Dort suche das Grab des Meisters – »der Freyen Begräbniß.« Und hast Du einen niedrigen, einfachen Stein gefunden, beschattet von einer Trauerweide und eingelassen in ihm eine einfache Eisentafel, die in lateinischen Worten Dir sagt, wer da drunter ruht, und trägt der Stein die Zahl 649 eingegraben: dann bist Du an dem Grabe Albrecht Dürer's und in ihm ruht bis zu dem großen Tage des Auferstehens, was sterblich von dem großen Meister war.

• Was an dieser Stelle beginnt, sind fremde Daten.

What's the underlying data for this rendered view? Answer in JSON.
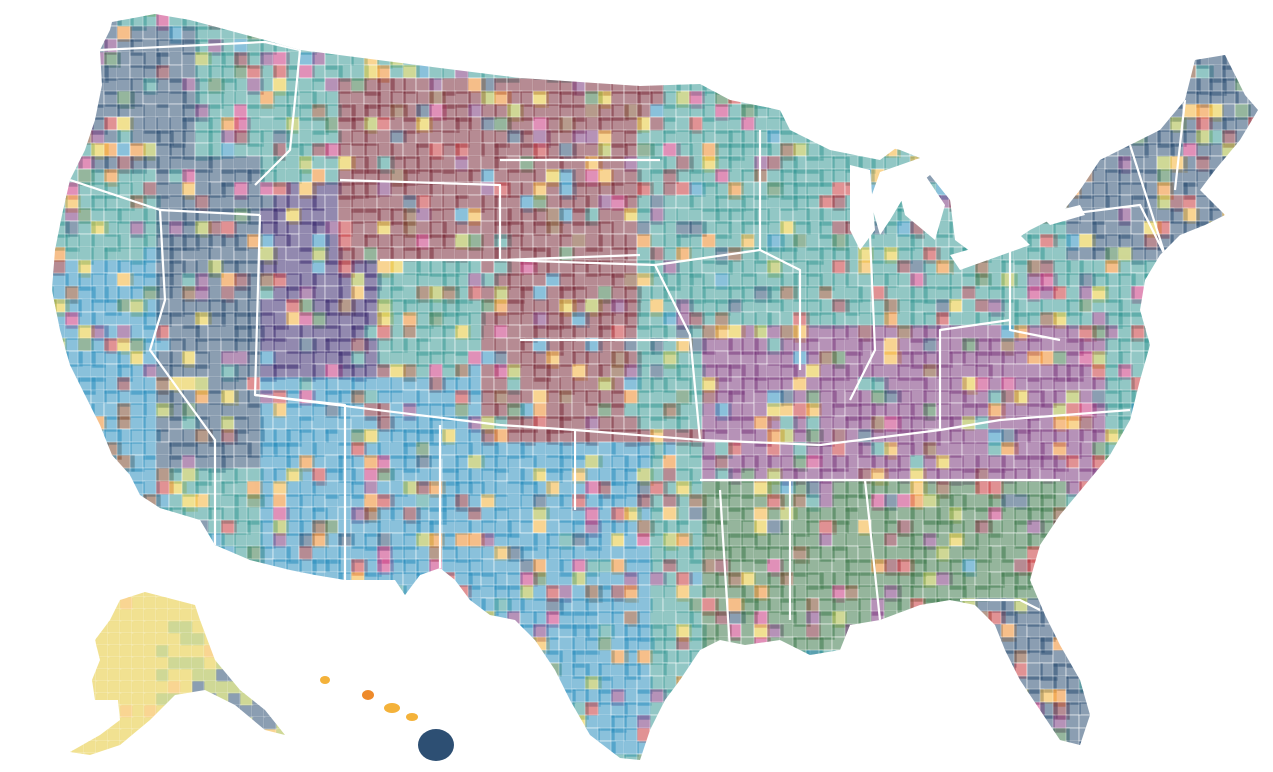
{
  "map": {
    "type": "choropleth",
    "subject": "",
    "palette": [
      {
        "name": "navy",
        "hex": "#2d4f73"
      },
      {
        "name": "maroon",
        "hex": "#7b2d3b"
      },
      {
        "name": "teal",
        "hex": "#3a9a95"
      },
      {
        "name": "sky-blue",
        "hex": "#2b8fbe"
      },
      {
        "name": "purple",
        "hex": "#7b3a7e"
      },
      {
        "name": "dark-green",
        "hex": "#3f7a4d"
      },
      {
        "name": "brown",
        "hex": "#7c4a2e"
      },
      {
        "name": "yellow",
        "hex": "#e6c838"
      },
      {
        "name": "amber",
        "hex": "#f4b23a"
      },
      {
        "name": "orange",
        "hex": "#ee8a2a"
      },
      {
        "name": "red",
        "hex": "#c8393c"
      },
      {
        "name": "magenta",
        "hex": "#c8367f"
      },
      {
        "name": "olive",
        "hex": "#a8b840"
      },
      {
        "name": "indigo",
        "hex": "#3a2a6e"
      }
    ],
    "regions": [
      {
        "name": "pacific-northwest",
        "dominant": "navy"
      },
      {
        "name": "california",
        "dominant": "sky-blue"
      },
      {
        "name": "great-basin",
        "dominant": "navy"
      },
      {
        "name": "utah",
        "dominant": "indigo"
      },
      {
        "name": "arizona-nm",
        "dominant": "sky-blue"
      },
      {
        "name": "northern-plains",
        "dominant": "maroon"
      },
      {
        "name": "central-plains",
        "dominant": "maroon"
      },
      {
        "name": "texas",
        "dominant": "sky-blue"
      },
      {
        "name": "midwest",
        "dominant": "teal"
      },
      {
        "name": "appalachia",
        "dominant": "purple"
      },
      {
        "name": "deep-south",
        "dominant": "dark-green"
      },
      {
        "name": "new-england",
        "dominant": "navy"
      },
      {
        "name": "florida",
        "dominant": "navy"
      },
      {
        "name": "alaska",
        "dominant": "yellow"
      },
      {
        "name": "hawaii",
        "dominant": "navy"
      }
    ]
  }
}
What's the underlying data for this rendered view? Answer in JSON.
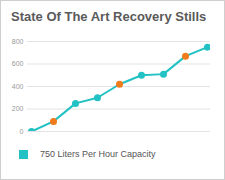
{
  "chart_data": {
    "type": "line",
    "title": "State Of The Art Recovery Stills",
    "categories": [
      null,
      null,
      null,
      null,
      null,
      null,
      null,
      null,
      null
    ],
    "series": [
      {
        "name": "750 Liters Per Hour Capacity",
        "color": "#22c1c3",
        "values": [
          0,
          90,
          250,
          300,
          420,
          500,
          510,
          670,
          750
        ],
        "marker": "circle",
        "colors": [
          "#22c1c3",
          "#f07b1a",
          "#22c1c3",
          "#22c1c3",
          "#f07b1a",
          "#22c1c3",
          "#22c1c3",
          "#f07b1a",
          "#22c1c3"
        ]
      }
    ],
    "ylim": [
      0,
      800
    ],
    "yticks": [
      0,
      200,
      400,
      600,
      800
    ],
    "grid": true,
    "tick_labels": "y",
    "legend": "bottom"
  }
}
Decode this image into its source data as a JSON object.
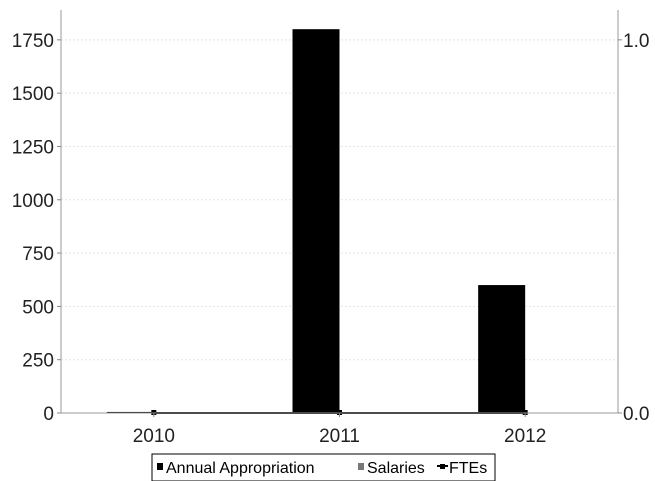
{
  "chart_data": {
    "type": "bar",
    "categories": [
      "2010",
      "2011",
      "2012"
    ],
    "series": [
      {
        "name": "Annual Appropriation",
        "type": "bar",
        "axis": "left",
        "values": [
          5,
          1800,
          600
        ],
        "color": "#000000"
      },
      {
        "name": "Salaries",
        "type": "bar",
        "axis": "left",
        "values": [
          0,
          0,
          0
        ],
        "color": "#777777"
      },
      {
        "name": "FTEs",
        "type": "line",
        "axis": "right",
        "values": [
          0,
          0,
          0
        ],
        "color": "#000000"
      }
    ],
    "y_left": {
      "min": 0,
      "max": 1890,
      "ticks": [
        0,
        250,
        500,
        750,
        1000,
        1250,
        1500,
        1750
      ],
      "tick_labels": [
        "0",
        "250",
        "500",
        "750",
        "1000",
        "1250",
        "1500",
        "1750"
      ]
    },
    "y_right": {
      "min": 0,
      "max": 1.08,
      "ticks": [
        0,
        1
      ],
      "tick_labels": [
        "0.0",
        "1.0"
      ]
    },
    "grid": true,
    "legend_position": "bottom"
  }
}
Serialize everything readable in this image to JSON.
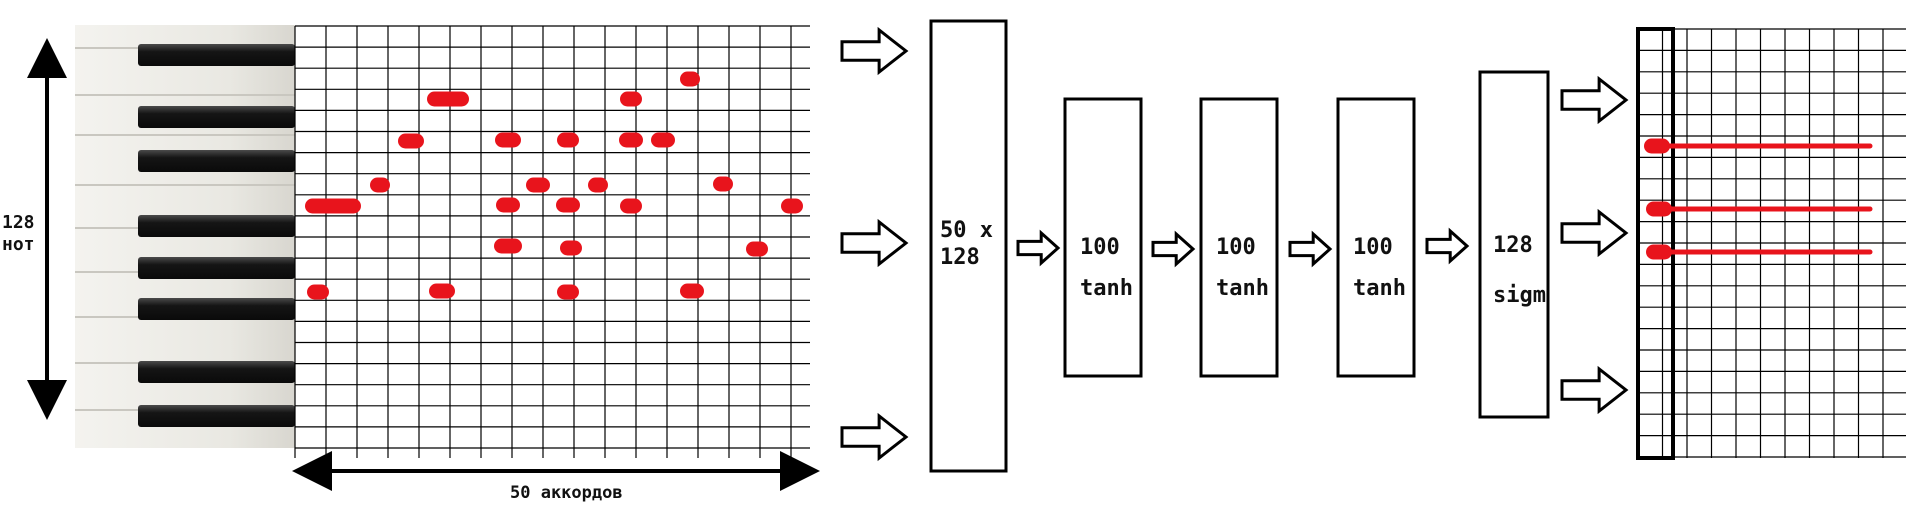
{
  "labels": {
    "notes_count": "128",
    "notes_unit": "нот",
    "chords": "50 аккордов"
  },
  "layers": [
    {
      "id": "input",
      "line1": "50 x",
      "line2": "128"
    },
    {
      "id": "hidden1",
      "line1": "100",
      "line2": "tanh"
    },
    {
      "id": "hidden2",
      "line1": "100",
      "line2": "tanh"
    },
    {
      "id": "hidden3",
      "line1": "100",
      "line2": "tanh"
    },
    {
      "id": "output",
      "line1": "128",
      "line2": "sigm"
    }
  ],
  "colors": {
    "note": "#e8141c",
    "grid": "#000000",
    "key_black": "#1b1b1b",
    "key_white": "#ecebe6"
  },
  "icons": [
    "right-arrow-icon",
    "vertical-double-arrow-icon",
    "horizontal-double-arrow-icon"
  ]
}
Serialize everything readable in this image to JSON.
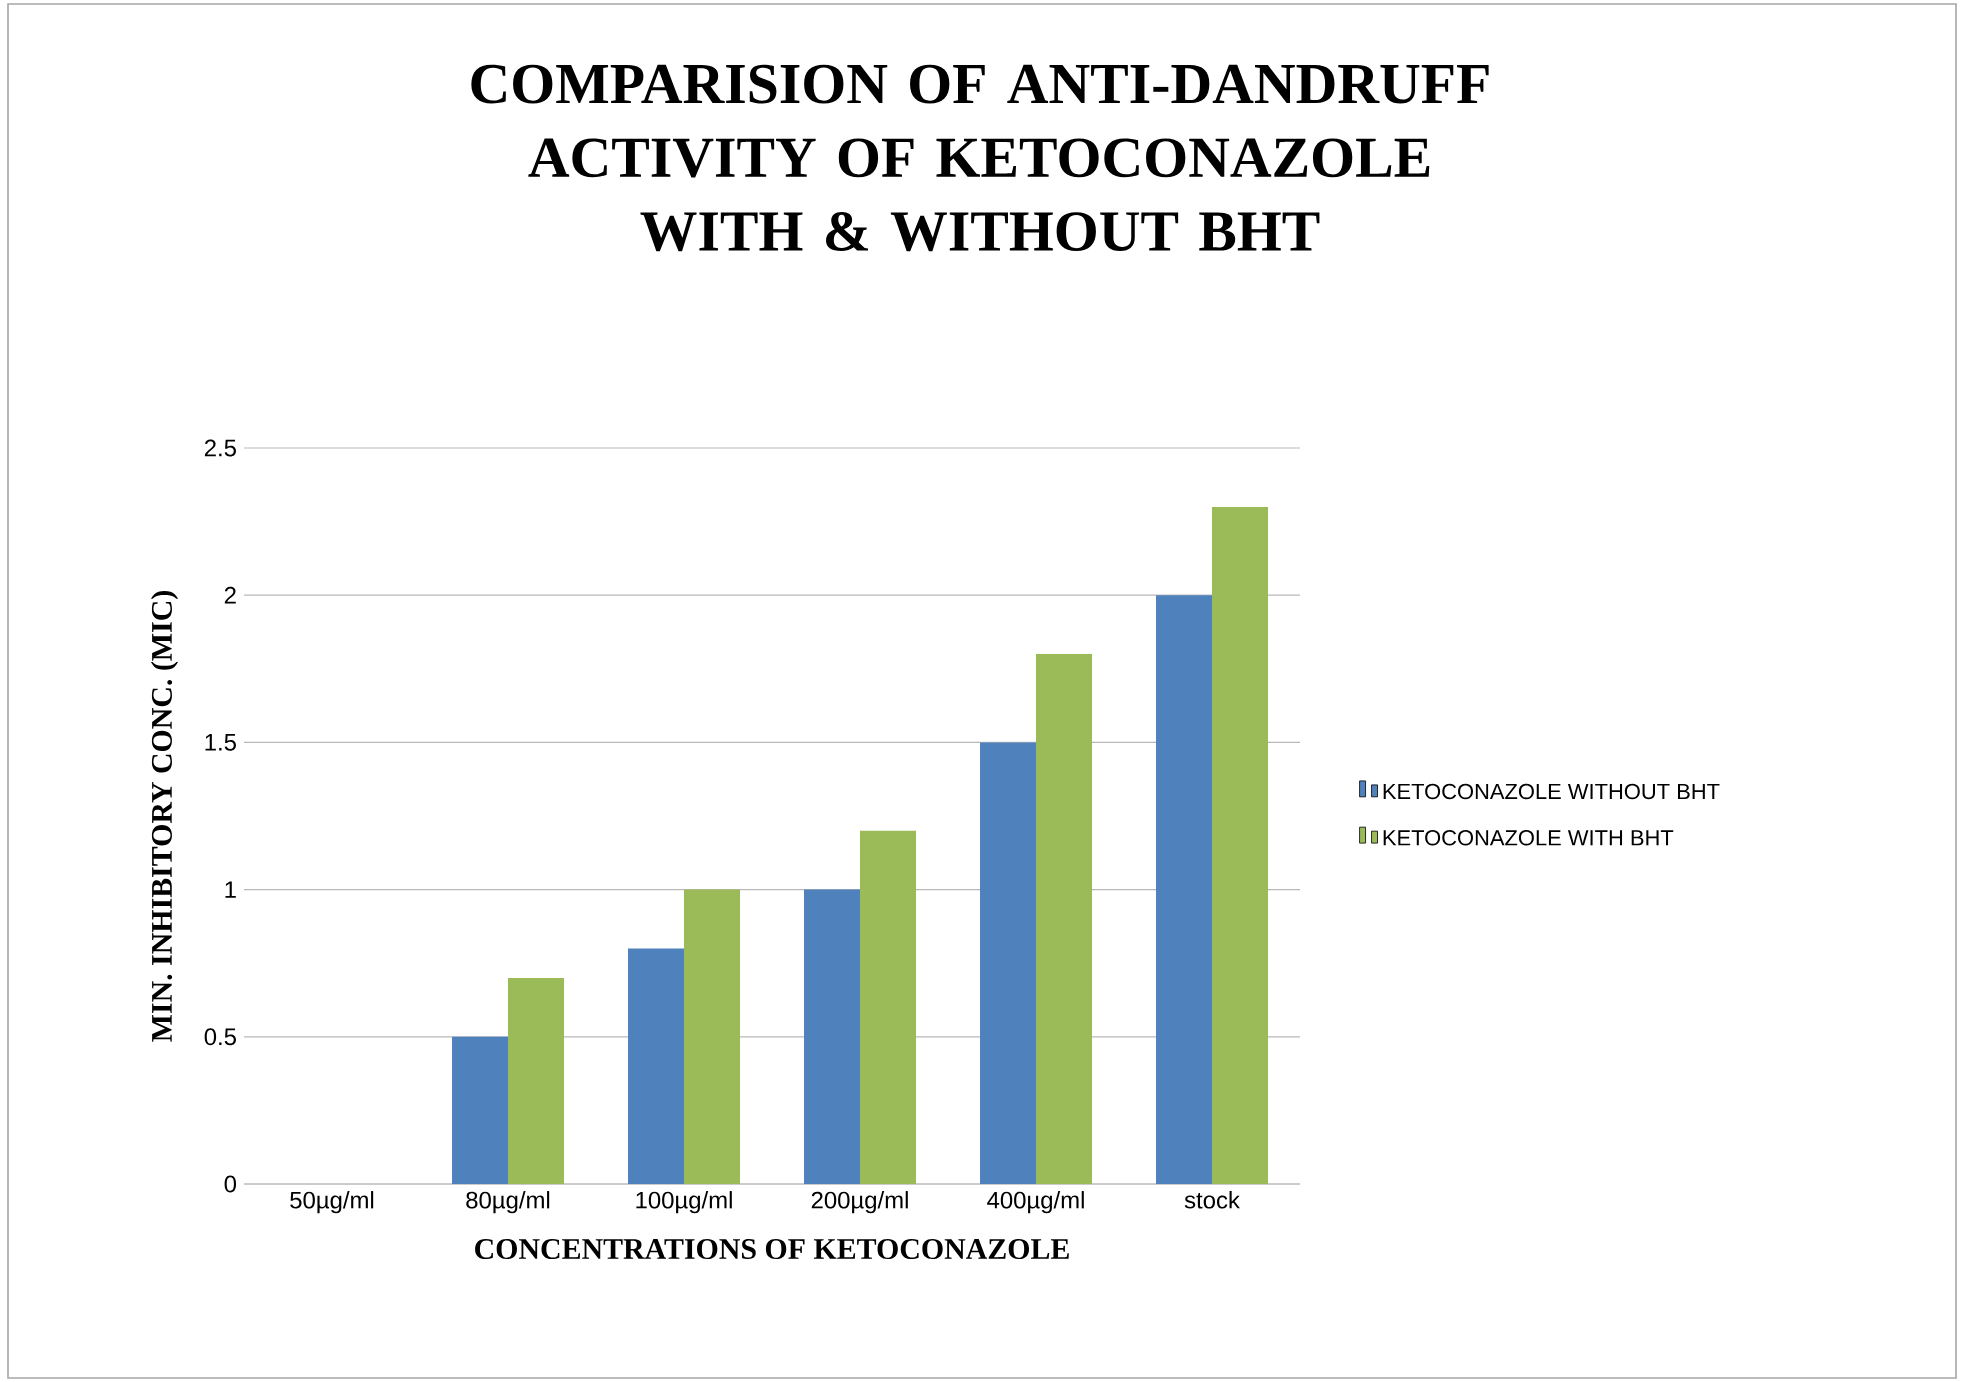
{
  "chart_data": {
    "type": "bar",
    "title": "COMPARISION OF ANTI-DANDRUFF ACTIVITY OF KETOCONAZOLE WITH & WITHOUT BHT",
    "xlabel": "CONCENTRATIONS OF KETOCONAZOLE",
    "ylabel": "MIN. INHIBITORY CONC. (MIC)",
    "categories": [
      "50µg/ml",
      "80µg/ml",
      "100µg/ml",
      "200µg/ml",
      "400µg/ml",
      "stock"
    ],
    "series": [
      {
        "name": "KETOCONAZOLE WITHOUT BHT",
        "color": "#4f81bd",
        "values": [
          0,
          0.5,
          0.8,
          1,
          1.5,
          2
        ]
      },
      {
        "name": "KETOCONAZOLE WITH BHT",
        "color": "#9bbb59",
        "values": [
          0,
          0.7,
          1,
          1.2,
          1.8,
          2.3
        ]
      }
    ],
    "ylim": [
      0,
      2.5
    ],
    "yticks": [
      0,
      0.5,
      1,
      1.5,
      2,
      2.5
    ],
    "grid": "y",
    "legend": "right"
  }
}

Und willst Du suchen die Ruhestätte seines Weibes? – auch sie schläft in demselben Grabe; ein Raum umschließt beider Asche; und auch das Grab Willibald Pirkheimer's, des treuen Freundes Albrecht's, kannst Du auf dem weiten St. Johanniskirchhof finden – suche nur den Stein, bezeichnet mit der Nummer 1414.

Doch fragst Du mich, wo sie ihn schläft den langen Schlaf, die unseres Meisters erste Liebe, die seine einzige gewesen, dann kann ich nichts Dir zeigen, als hinter der kleinen, erst, wie schon oben bemerkt, seit einigen Jahrzehnten den Katholiken zum Gottesdienst überlassenen Kirche zu St. Klara, einen mit Rasen bewachsenen Platz, das ist der ehemalige Kirchhof des Klosters zu St. Klara, und unter der kühlen Erde ruht gar manches Herz, das im Leben lang und viel gelitten; dort schläft auch Katharina Pirkheimer. Kein Grab zeigt den Ort, kein Denkmal erhebt sich über ihrem Staube, – doch auch sie ruht in dem Herren, und droben vereinte gewiß, was hier unten Menschensatzung und Menschenplan auf immer getrennt gehalten hatte.